For context, the highest BAC ever recorded in a surviving person was 1.374%, documented by Guinness World Records in 2013. But cases like that are extreme outliers, often involving people with severe alcohol dependence whose bodies have developed unusual tolerance. For the vast majority of people, a BAC of 0.5% is squarely in lethal territory.
How Long It Takes to Clear This Much Alcohol
Your liver processes alcohol at a fairly fixed rate: roughly one standard drink per hour. That rate doesn’t speed up with coffee, food, cold showers, or sleep. As a general estimate, the body lowers BAC by about 0.015% per hour. Starting from 0.5%, that means it would take over 30 hours for your body to fully clear the alcohol on its own, assuming no medical intervention.
This is one reason why a BAC this high is so dangerous. Even if a person stops drinking, the alcohol already in their system continues to suppress brain function for many hours. BAC can also continue to rise after the last drink, since alcohol in the stomach and intestines keeps absorbing into the bloodstream. Someone who seems stable can deteriorate quickly.

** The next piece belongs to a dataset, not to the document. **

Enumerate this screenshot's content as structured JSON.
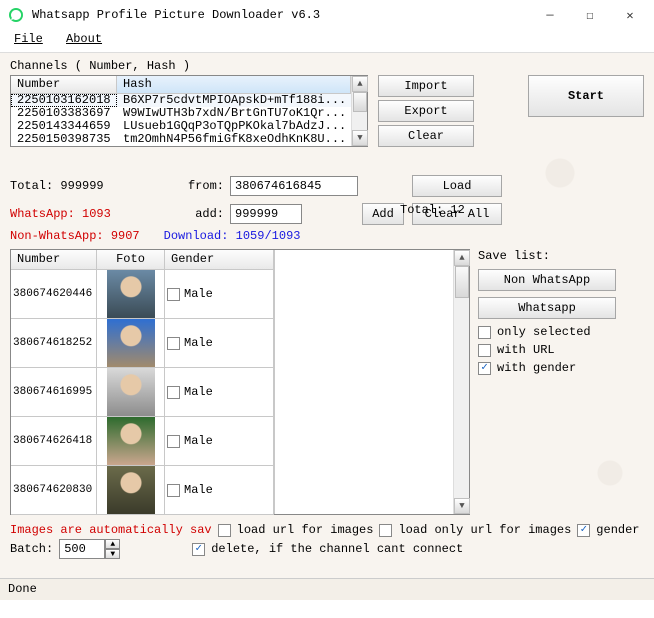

Recognizing Alcohol Poisoning
If someone around you has been drinking heavily and shows any of these signs, they need emergency help immediately:
- Mental confusion or inability to wake up: Not responding to shouting or shaking is a red flag, not a sign they’re “sleeping it off.”
- Slow or irregular breathing: Fewer than 10 breaths per minute, or long pauses between breaths.

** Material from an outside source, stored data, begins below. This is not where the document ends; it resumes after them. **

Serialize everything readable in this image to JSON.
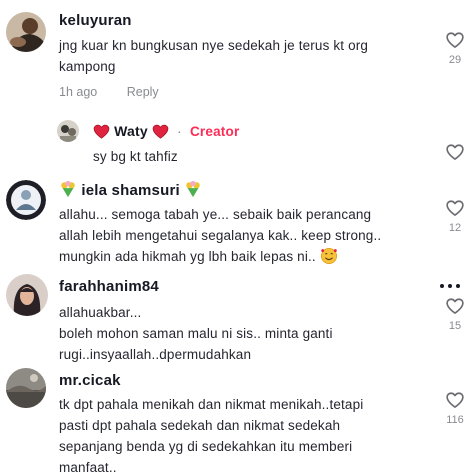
{
  "comments": [
    {
      "username": "keluyuran",
      "text": "jng kuar kn bungkusan nye sedekah je terus kt org kampong",
      "time": "1h ago",
      "reply_label": "Reply",
      "likes": "29",
      "reply": {
        "username": "Waty",
        "creator_label": "Creator",
        "text": "sy bg kt tahfiz",
        "likes": ""
      }
    },
    {
      "username": "iela shamsuri",
      "text_lines": [
        "allahu... semoga tabah ye... sebaik baik perancang",
        "allah lebih mengetahui segalanya kak.. keep strong..",
        "mungkin ada hikmah yg lbh baik lepas ni.."
      ],
      "likes": "12"
    },
    {
      "username": "farahhanim84",
      "text_lines": [
        "allahuakbar...",
        "boleh mohon saman malu ni sis.. minta ganti",
        "rugi..insyaallah..dpermudahkan"
      ],
      "likes": "15"
    },
    {
      "username": "mr.cicak",
      "text_lines": [
        "tk dpt pahala menikah dan nikmat menikah..tetapi",
        "pasti dpt pahala sedekah dan nikmat sedekah",
        "sepanjang benda yg di sedekahkan itu memberi",
        "manfaat.."
      ],
      "likes": "116"
    }
  ],
  "icons": {
    "like": "heart-outline-icon",
    "more": "more-options-icon",
    "emoji_heart": "red-heart-emoji",
    "emoji_flower": "flower-bouquet-emoji",
    "emoji_smile": "smiling-face-with-hearts-emoji"
  },
  "colors": {
    "creator_accent": "#fe2c55",
    "meta_gray": "#8a8b91",
    "text_dark": "#161823"
  }
}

- Vomiting while unconscious: Without a functioning gag reflex, this can block the airway.
- Cold, clammy, or bluish skin: This signals that oxygen levels are dropping.
A common and dangerous misconception is that someone who has passed out from drinking just needs to “sleep it off.” At BAC levels anywhere near 0.5%, the body is not safely metabolizing the alcohol. It is being overwhelmed by it. Waiting to see if the person improves on their own can cost critical time.